Indeed, China barely figured in reports of US export sales published during the month, which at any rate indicated fairly pedestrian increases to the commitment for the current season. By May 19, upland sales were lagging by around four percent behind the same date a year ago, while shipments were trailing by more than 21 percent.

In terms of global production, significant changes were made to Cotlook’s numbers during May. The biggest adjustment was a decline of 340,000 tonnes for 2022/23 output in India, owing to slow sowing and an expectation of lower yield. The Southwest Monsoon made landfall in the final days of the month and is forecast to slightly exceed the long-period average rainfall, which may yet see an improvement of the crop’s prospects. A reduction was also made to Indian production in the current season, as the impact of rains over open cotton last autumn came into sharper focus.

USDA’s first forecast for 2022/23 was placed at 16.5 million bales (roughly 3.6 million tonnes), a figure which we have for the time being adopted.

The other major reductions were noted in Brazil, for both this season and next. Dry weather has impacted plants in growing regions this year, while the prospects for the following season may be limited by rising input costs.

As a result of the above adjustments, Cotlook’s world production forecast for 2022/23 is placed at almost 26.4 million tonnes, marking an increase of 4.4 percent from the current campaign.
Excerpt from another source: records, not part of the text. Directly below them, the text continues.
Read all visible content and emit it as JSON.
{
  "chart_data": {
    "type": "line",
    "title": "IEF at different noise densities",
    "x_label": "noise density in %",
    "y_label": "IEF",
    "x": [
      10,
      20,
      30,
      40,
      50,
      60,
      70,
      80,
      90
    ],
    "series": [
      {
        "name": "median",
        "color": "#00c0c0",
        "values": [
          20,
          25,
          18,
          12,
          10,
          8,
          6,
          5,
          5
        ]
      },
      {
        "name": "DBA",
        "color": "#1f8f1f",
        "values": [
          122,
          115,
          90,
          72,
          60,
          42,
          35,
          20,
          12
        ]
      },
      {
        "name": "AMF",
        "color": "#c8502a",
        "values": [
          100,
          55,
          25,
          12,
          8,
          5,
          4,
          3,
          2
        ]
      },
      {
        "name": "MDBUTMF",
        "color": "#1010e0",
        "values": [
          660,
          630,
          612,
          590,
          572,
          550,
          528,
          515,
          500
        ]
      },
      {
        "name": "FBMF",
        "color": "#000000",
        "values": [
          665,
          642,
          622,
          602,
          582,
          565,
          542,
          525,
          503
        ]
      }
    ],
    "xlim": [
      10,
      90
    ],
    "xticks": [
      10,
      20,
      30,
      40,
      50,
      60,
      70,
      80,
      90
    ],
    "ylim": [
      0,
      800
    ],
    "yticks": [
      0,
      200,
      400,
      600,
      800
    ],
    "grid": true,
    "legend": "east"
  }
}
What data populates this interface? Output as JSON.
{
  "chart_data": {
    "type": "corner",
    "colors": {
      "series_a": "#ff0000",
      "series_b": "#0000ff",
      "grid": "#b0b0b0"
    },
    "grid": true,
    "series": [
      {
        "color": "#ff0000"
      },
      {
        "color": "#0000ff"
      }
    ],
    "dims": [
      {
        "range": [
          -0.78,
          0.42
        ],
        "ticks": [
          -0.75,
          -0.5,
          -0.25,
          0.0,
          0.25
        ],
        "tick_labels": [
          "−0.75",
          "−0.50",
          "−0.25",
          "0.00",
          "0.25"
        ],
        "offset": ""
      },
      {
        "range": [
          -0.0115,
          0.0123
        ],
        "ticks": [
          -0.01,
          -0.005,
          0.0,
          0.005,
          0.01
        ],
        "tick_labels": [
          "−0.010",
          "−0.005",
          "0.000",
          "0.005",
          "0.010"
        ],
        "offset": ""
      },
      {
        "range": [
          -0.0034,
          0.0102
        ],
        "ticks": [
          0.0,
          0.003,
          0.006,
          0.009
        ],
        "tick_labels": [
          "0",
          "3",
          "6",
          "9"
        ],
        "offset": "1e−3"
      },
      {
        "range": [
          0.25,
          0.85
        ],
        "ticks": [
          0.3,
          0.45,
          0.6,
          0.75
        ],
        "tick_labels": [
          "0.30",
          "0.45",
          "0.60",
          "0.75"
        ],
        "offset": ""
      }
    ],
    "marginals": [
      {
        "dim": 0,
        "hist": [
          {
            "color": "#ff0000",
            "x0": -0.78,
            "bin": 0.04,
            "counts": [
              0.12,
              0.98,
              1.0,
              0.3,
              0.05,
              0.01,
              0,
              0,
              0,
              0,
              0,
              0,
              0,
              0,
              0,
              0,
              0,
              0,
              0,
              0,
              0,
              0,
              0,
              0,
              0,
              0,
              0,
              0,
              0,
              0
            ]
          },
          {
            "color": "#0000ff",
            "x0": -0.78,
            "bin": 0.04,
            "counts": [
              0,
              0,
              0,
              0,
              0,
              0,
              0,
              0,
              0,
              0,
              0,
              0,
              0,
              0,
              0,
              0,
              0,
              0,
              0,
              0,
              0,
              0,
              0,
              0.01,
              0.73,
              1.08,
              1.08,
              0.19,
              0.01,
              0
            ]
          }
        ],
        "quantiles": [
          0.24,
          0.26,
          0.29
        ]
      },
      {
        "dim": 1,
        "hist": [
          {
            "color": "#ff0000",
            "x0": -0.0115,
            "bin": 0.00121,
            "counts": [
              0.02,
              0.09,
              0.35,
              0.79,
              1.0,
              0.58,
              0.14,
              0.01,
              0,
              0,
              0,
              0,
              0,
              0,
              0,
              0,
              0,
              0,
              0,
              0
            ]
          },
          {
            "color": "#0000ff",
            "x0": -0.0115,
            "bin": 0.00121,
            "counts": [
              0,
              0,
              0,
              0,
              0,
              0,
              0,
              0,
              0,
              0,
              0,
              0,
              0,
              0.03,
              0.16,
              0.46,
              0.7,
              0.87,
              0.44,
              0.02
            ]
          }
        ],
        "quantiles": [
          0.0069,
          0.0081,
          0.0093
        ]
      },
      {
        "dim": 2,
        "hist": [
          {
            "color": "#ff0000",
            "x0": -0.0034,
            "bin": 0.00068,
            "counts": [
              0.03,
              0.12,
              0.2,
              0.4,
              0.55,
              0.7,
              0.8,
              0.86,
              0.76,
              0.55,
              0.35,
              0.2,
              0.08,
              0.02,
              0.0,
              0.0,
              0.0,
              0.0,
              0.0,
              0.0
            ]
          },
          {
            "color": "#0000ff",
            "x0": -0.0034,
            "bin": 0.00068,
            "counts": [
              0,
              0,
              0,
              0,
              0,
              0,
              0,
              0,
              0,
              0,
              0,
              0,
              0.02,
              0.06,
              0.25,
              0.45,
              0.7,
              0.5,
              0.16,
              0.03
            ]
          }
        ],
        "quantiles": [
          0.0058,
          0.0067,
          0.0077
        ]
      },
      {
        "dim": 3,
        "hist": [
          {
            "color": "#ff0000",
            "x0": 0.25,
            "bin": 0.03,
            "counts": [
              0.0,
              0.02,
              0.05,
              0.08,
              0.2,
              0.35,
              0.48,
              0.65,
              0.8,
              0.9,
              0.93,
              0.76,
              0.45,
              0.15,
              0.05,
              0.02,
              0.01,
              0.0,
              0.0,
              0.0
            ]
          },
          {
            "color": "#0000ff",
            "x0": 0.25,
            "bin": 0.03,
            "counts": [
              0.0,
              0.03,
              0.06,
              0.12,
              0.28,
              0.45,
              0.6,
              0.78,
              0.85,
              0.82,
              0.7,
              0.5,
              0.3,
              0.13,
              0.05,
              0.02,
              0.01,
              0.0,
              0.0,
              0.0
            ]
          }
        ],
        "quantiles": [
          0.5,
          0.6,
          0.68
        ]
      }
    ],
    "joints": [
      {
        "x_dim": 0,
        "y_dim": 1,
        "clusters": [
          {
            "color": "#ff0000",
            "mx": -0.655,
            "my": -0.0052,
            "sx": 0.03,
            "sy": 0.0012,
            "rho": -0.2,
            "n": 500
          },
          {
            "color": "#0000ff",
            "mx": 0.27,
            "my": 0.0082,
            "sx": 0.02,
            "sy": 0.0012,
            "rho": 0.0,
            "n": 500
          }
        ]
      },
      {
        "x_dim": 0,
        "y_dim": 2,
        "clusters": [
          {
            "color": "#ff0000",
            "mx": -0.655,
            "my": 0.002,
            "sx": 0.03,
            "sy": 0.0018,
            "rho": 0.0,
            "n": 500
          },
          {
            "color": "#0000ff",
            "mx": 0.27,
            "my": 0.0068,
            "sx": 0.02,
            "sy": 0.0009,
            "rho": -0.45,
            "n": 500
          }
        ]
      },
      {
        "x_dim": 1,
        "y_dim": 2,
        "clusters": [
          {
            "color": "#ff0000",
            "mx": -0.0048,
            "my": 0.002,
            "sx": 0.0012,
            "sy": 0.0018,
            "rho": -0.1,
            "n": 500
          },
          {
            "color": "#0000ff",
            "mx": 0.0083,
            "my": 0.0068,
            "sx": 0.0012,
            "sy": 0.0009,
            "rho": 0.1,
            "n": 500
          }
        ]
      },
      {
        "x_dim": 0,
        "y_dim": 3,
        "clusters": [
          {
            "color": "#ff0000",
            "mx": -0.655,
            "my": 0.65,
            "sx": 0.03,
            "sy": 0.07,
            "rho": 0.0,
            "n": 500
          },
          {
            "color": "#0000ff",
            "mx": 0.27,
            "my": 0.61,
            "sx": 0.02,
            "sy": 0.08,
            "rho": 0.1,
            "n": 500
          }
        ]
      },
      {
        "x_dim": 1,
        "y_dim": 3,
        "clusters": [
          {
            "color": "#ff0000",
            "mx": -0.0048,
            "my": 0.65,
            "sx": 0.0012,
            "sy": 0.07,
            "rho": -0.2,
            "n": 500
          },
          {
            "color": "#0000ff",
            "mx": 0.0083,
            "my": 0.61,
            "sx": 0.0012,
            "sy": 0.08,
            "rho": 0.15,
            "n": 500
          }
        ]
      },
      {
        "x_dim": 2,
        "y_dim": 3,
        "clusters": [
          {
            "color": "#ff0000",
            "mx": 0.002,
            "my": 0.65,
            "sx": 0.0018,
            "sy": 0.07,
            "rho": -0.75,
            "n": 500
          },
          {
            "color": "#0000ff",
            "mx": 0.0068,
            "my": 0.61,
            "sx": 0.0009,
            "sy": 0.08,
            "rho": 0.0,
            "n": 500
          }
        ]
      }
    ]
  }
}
Substantial cuts were made to our consumption figures for several of the major markets, owing to the poor outlook for cotton yarn and textile demand, largely related to broader macro-economic trends. Cotlook’s figures for this season and next were reduced by 75,000 and 465,000 tonnes, respectively. Global cotton stocks are therefore expected to fall by 424,000 tonnes in the 2021/22 season, but to recover by 467,000 in the following campaign.